After the presentation, friends of the Movement distributed over one hundred copies of The Religious Sense, promising to come back the next day with more copies.

I had been asked to close the Congress the next day with an address showing how the philosophical and theological anthropology of John Paul II allows those with different beliefs to come together for a “social dialogue.” In this context, the remaining copies of The Religious Sense were plagiarized by dozens of interested participants.

At the end of the session, I introduced Yordanis and others from the Movement to His Eminence Cardinal Ortega, who assured them that he welcomed the work of Communion and Liberation, whose presence would be recognized by the Archdiocese. These sentiments were repeated to me by one of the auxiliary bishops, by the Apostolic Nuncio, and by the Secretary of the Bishops’ Conference.

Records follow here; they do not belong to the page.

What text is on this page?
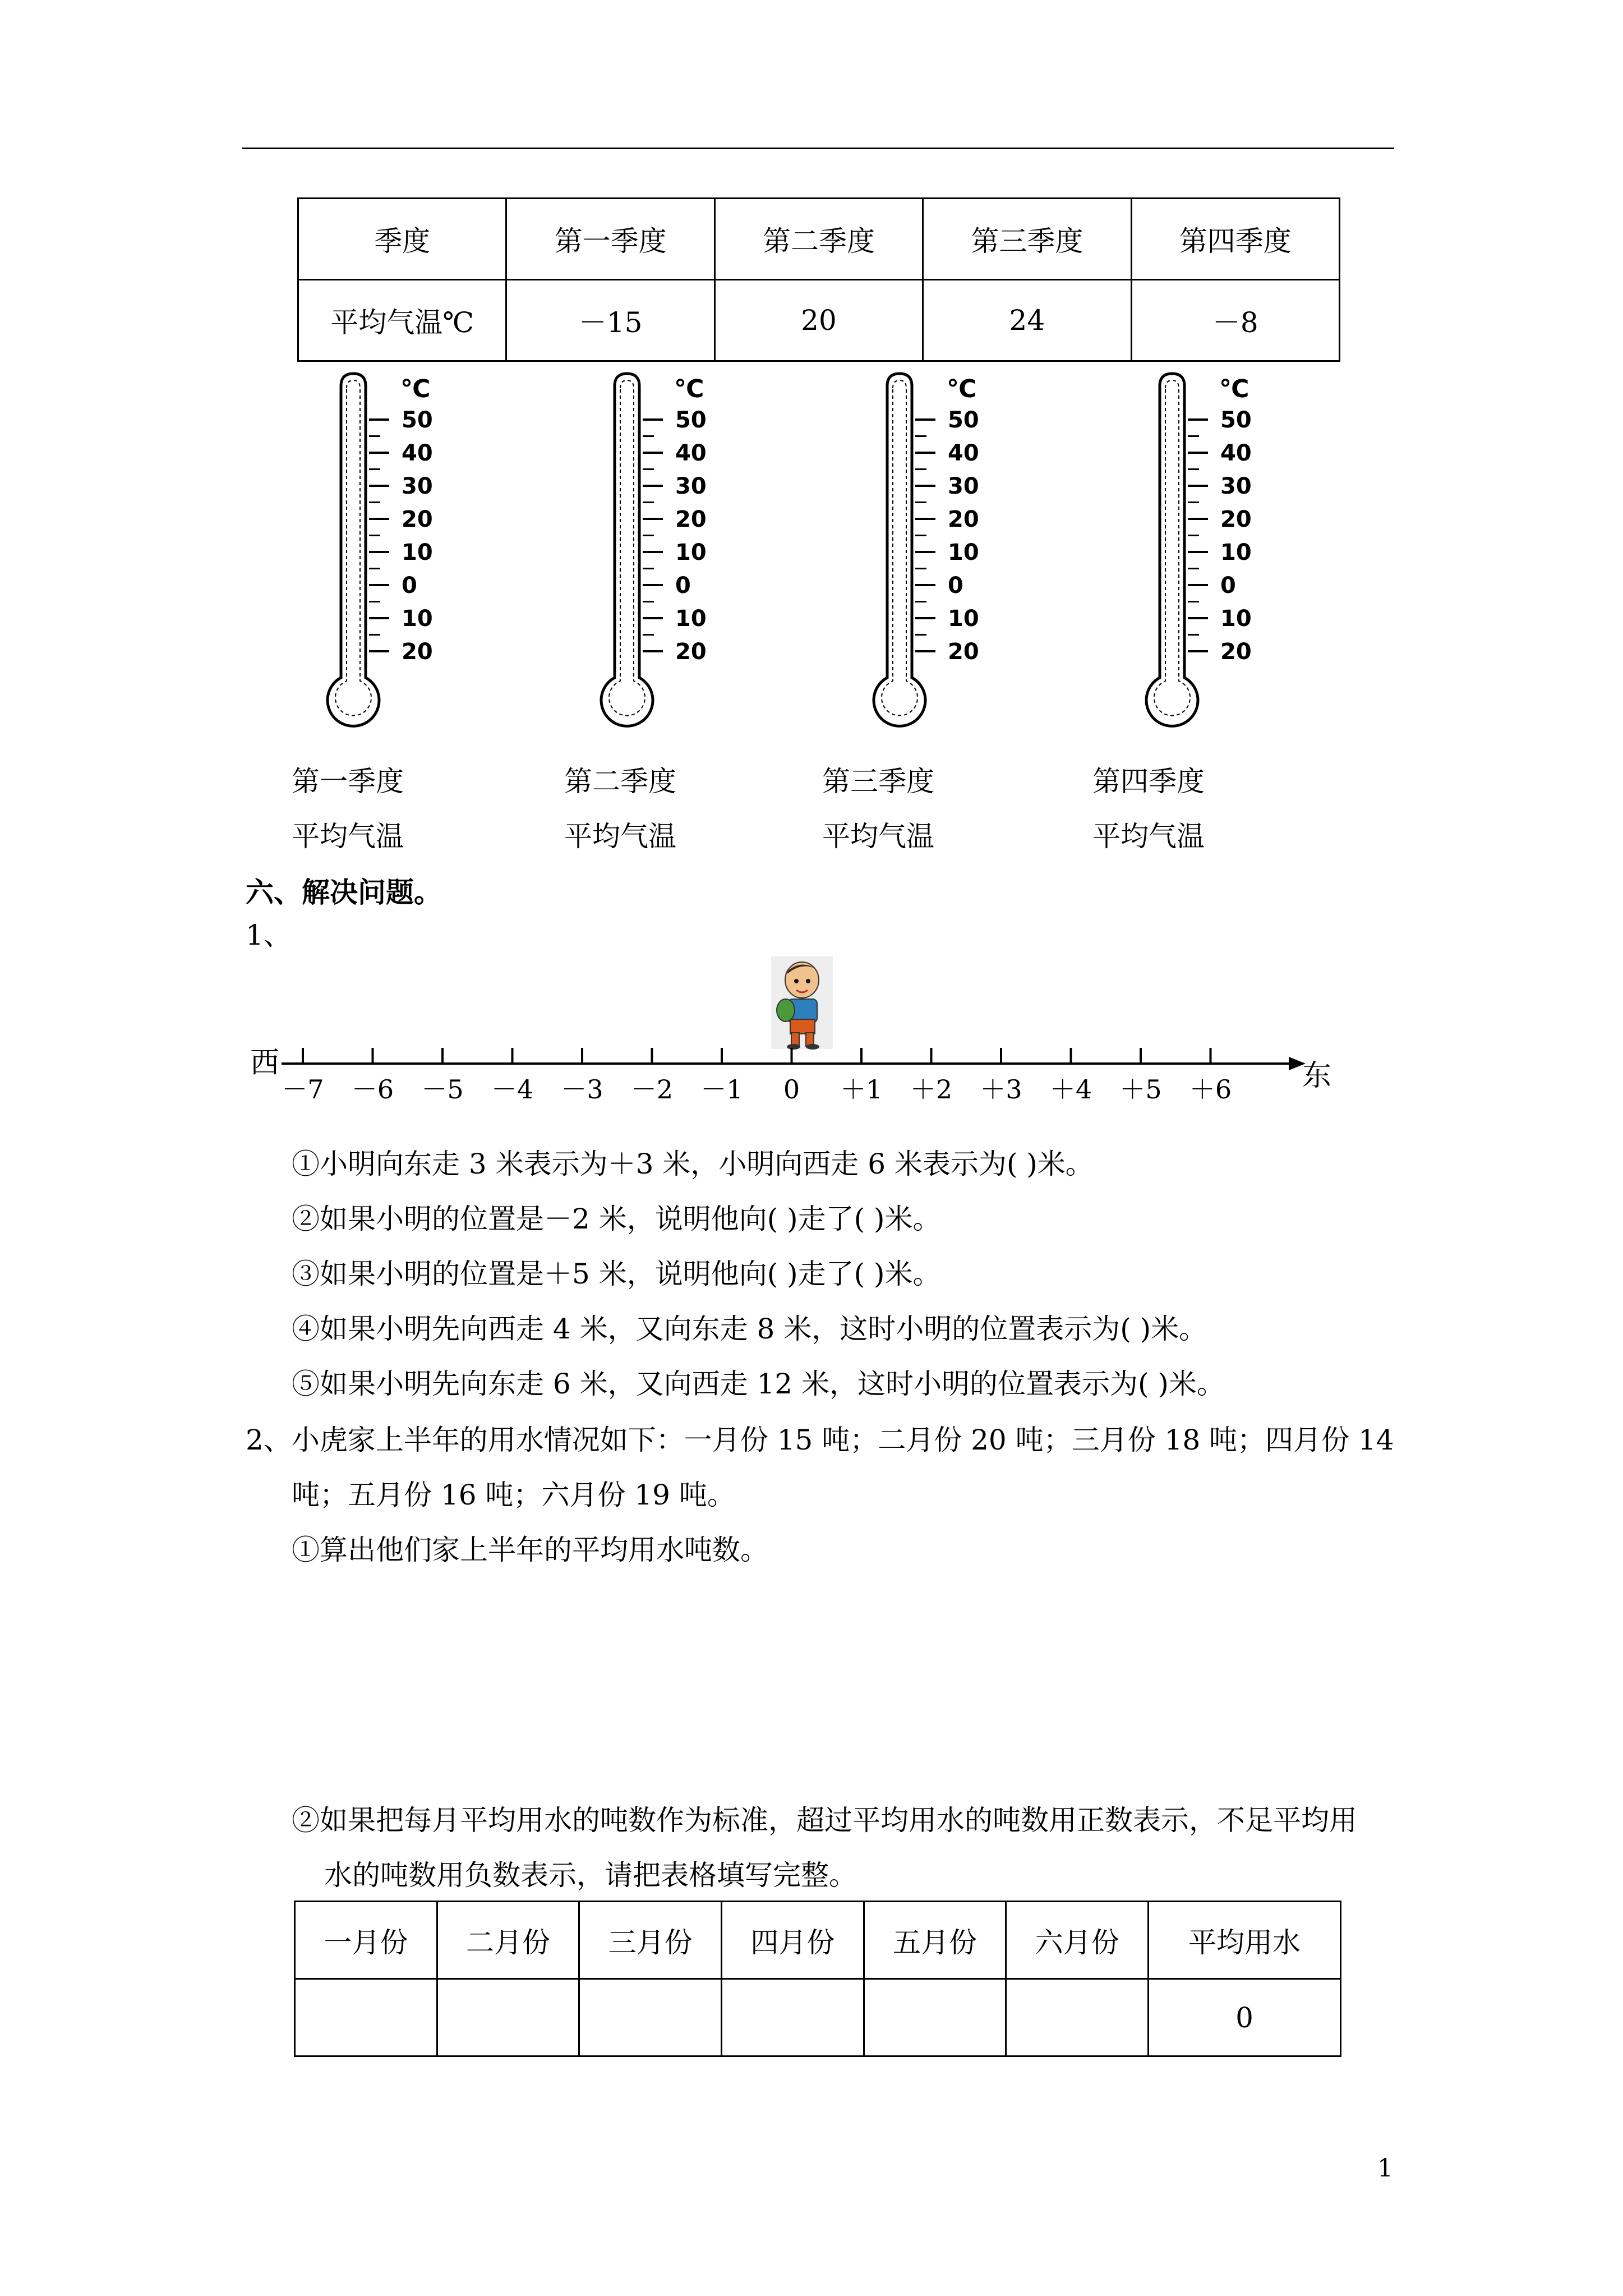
季度	第一季度	第二季度	第三季度	第四季度
平均气温℃	－15	20	24	－8
℃
50
40
30
20
10
0
10
20
℃
50
40
30
20
10
0
10
20
℃
50
40
30
20
10
0
10
20
℃
50
40
30
20
10
0
10
20
第一季度	第二季度	第三季度	第四季度
平均气温	平均气温	平均气温	平均气温
六、解决问题。
1、
－7 －6 －5 －4 －3 －2 －1 0 ＋1 ＋2 ＋3 ＋4 ＋5 ＋6
西	东
①小明向东走 3 米表示为＋3 米，小明向西走 6 米表示为( )米。
②如果小明的位置是－2 米，说明他向( )走了( )米。
③如果小明的位置是＋5 米，说明他向( )走了( )米。
④如果小明先向西走 4 米，又向东走 8 米，这时小明的位置表示为( )米。
⑤如果小明先向东走 6 米，又向西走 12 米，这时小明的位置表示为( )米。
2、小虎家上半年的用水情况如下：一月份 15 吨；二月份 20 吨；三月份 18 吨；四月份 14
吨；五月份 16 吨；六月份 19 吨。
①算出他们家上半年的平均用水吨数。
②如果把每月平均用水的吨数作为标准，超过平均用水的吨数用正数表示，不足平均用
水的吨数用负数表示，请把表格填写完整。
一月份	二月份	三月份	四月份	五月份	六月份	平均用水
						0
1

Also present at the concluding session of the Congress was Caridad Sanchez, Minister for Religious Affairs of the Cuban Communist Party, whom I had met on my previous trips. I told her about the presentation of the book and she expressed some curiosity about the Movement’s political positions. I assured her that the Movement wished nothing but to serve the Church and the Cuban people, and that the book presented offered the basis for a dialogue that sets aside all ideological prejudices. She said she had not read the book, so I told her about the copy sent to President Castro. “I’d love to read it too,” she said. And so we found a copy for her.

It is difficult to describe the experience of overwhelming amazement and joy on the part of Yordanis and the other friends of the Movement after the presentation. They were witnesses to a miracle, they said, beaming with joy. And yet it was only the beginning. A few minutes after the presentation, Fr Giussani himself called on my cellular phone to thank them and embrace them. He spoke with Yordanis, inviting him to come to visit him in Italy soon.

As we have experienced again and again this past year in the USA, a miracle happens by its own power, not as the result of our efforts. Our responsibility is to be attentive to its manifestation and to follow it with our testimony and offer of unconditional friendship.